I love escape rooms, and this scratched that itch. Why didn’t you tell me? I would have played this game much sooner.
The dialogue is all bad
At time of writing, I’m playing the game a second time as Jill. So, I’ve yet to find out what nearly turns Miss Valentine into a lunchtime snack. That’s okay though, because it turns out that if I wanted to hear examples of bad dialogue I just needed to listen to any dialogue from the game.
Sometimes it’s characters stating the obvious, sometimes it makes no sense, and sometimes it feels like we skipped a few pages of script.
I knew who the villain was going to be from the outset. What I didn’t know was that he says about five lines throughout the entire game, until at the end when he gives the wimpiest of villain speeches before being gutted by the Tyrant. Which happens because he stands in front of the killing-machines pod as it is opening to admire how “magnificent” it is.
There was lots of terribly wonderful/awful conversations throughout, but I homed in on this one particular back-and-forth:
The context is that Chris hears Rebecca scream and runs up to help (the game seemed to give me the choice? I just realised I don’t know what happens if you don’t answer the call.)
Once she is saved, she apologies. Chris then, in the same ten seconds, says that ‘we’ need to find the others and asks “you with me?” before telling Rebecca that she’s on her own whilst Chris carries on exploring.
Rebecca’s response: “I can handle myself”. So not only does Chris want her to work alongside him and fend for herself, Rebecca insists she can stay alive despite the scene being very specifically about her need to be rescued.
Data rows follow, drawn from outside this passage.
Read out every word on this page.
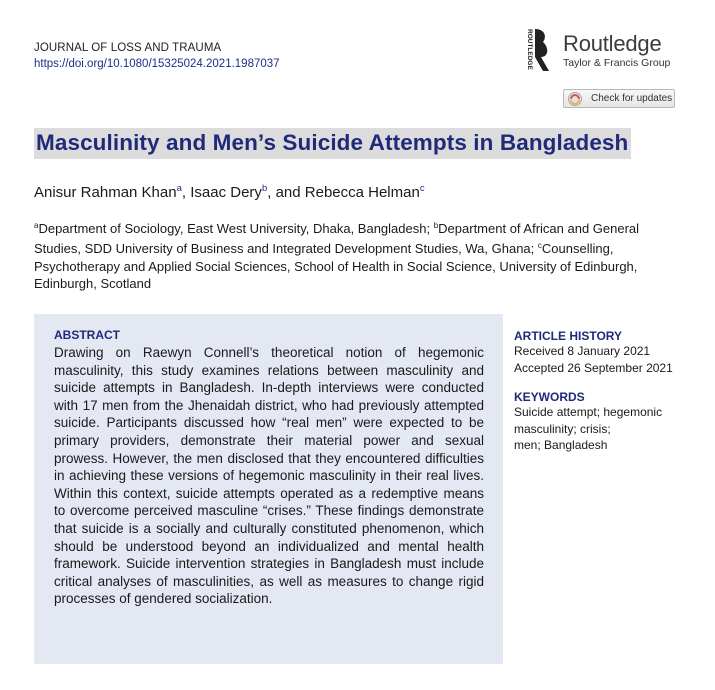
JOURNAL OF LOSS AND TRAUMA
https://doi.org/10.1080/15325024.2021.1987037	ROUTLEDGE Routledge
Taylor & Francis Group
Check for updates
Masculinity and Men’s Suicide Attempts in Bangladesh
Anisur Rahman Khan$^a$, Isaac Dery$^b$, and Rebecca Helman$^c$
$^a$Department of Sociology, East West University, Dhaka, Bangladesh; $^b$Department of African and General Studies, SDD University of Business and Integrated Development Studies, Wa, Ghana; $^c$Counselling, Psychotherapy and Applied Social Sciences, School of Health in Social Science, University of Edinburgh, Edinburgh, Scotland
ABSTRACT

Drawing on Raewyn Connell’s theoretical notion of hegemonic masculinity, this study examines relations between masculinity and suicide attempts in Bangladesh. In-depth interviews were conducted with 17 men from the Jhenaidah district, who had previously attempted suicide. Participants discussed how “real men” were expected to be primary providers, demonstrate their material power and sexual prowess. However, the men disclosed that they encountered difficulties in achieving these versions of hegemonic masculinity in their real lives. Within this context, suicide attempts operated as a redemptive means to overcome perceived masculine “crises.” These findings demonstrate that suicide is a socially and culturally constituted phenomenon, which should be understood beyond an individualized and mental health framework. Suicide intervention strategies in Bangladesh must include critical analyses of masculinities, as well as measures to change rigid processes of gendered socialization.

ARTICLE HISTORY
Received 8 January 2021
Accepted 26 September 2021
KEYWORDS
Suicide attempt; hegemonic
masculinity; crisis;
men; Bangladesh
Best of all, Chris responds with a big thumbs up like he’s appeasing a small child.
I even noticed something weird with the subtitles. A lot of the words in Rebecca’s line were squished together. I think they were supposed to emphasise that she’s a fast talker, but it really just looked like human error. And the point of subtitles is to make the game more accessible, so it seems strange that you would make them intentionally harder to read.
Either way, You should have told me that the RE script is a gloriously hot mess.
Final Thoughts
Long story short, You let me down. I’d been told Resident Evil was great, but the truth is so much more. The game is a treat for puzzle solvers and anyone who enjoys an authentic zombie. It’s thoroughly bonkers in its design and monster roster. The next games try to pseudo-science the alphabetised viruses and molds but the OG RE stares you in the face and declares “there are zombies bee! No other information is needed! Also sharks and these ‘Hunter’ things that might be frog men? I don’t know and I don’t care!”
More than anything, I’d come to believe that there was a rich lore in the Resident Evil franchise. What I have learnt, more than anything, is that the series is more of a nasty, meaty pile of lore that has been slowly dumped onto the original games bony frame. It’s not a terrible thing – with the nonsense comes the campy horror that makes this series so loveable, so endearing – but it was wildly apparent that the series began with a really great game, a handful of acronyms, cools plot ideas and some time later decided what the story was going to be.
I just wished You’d told me what I was missing.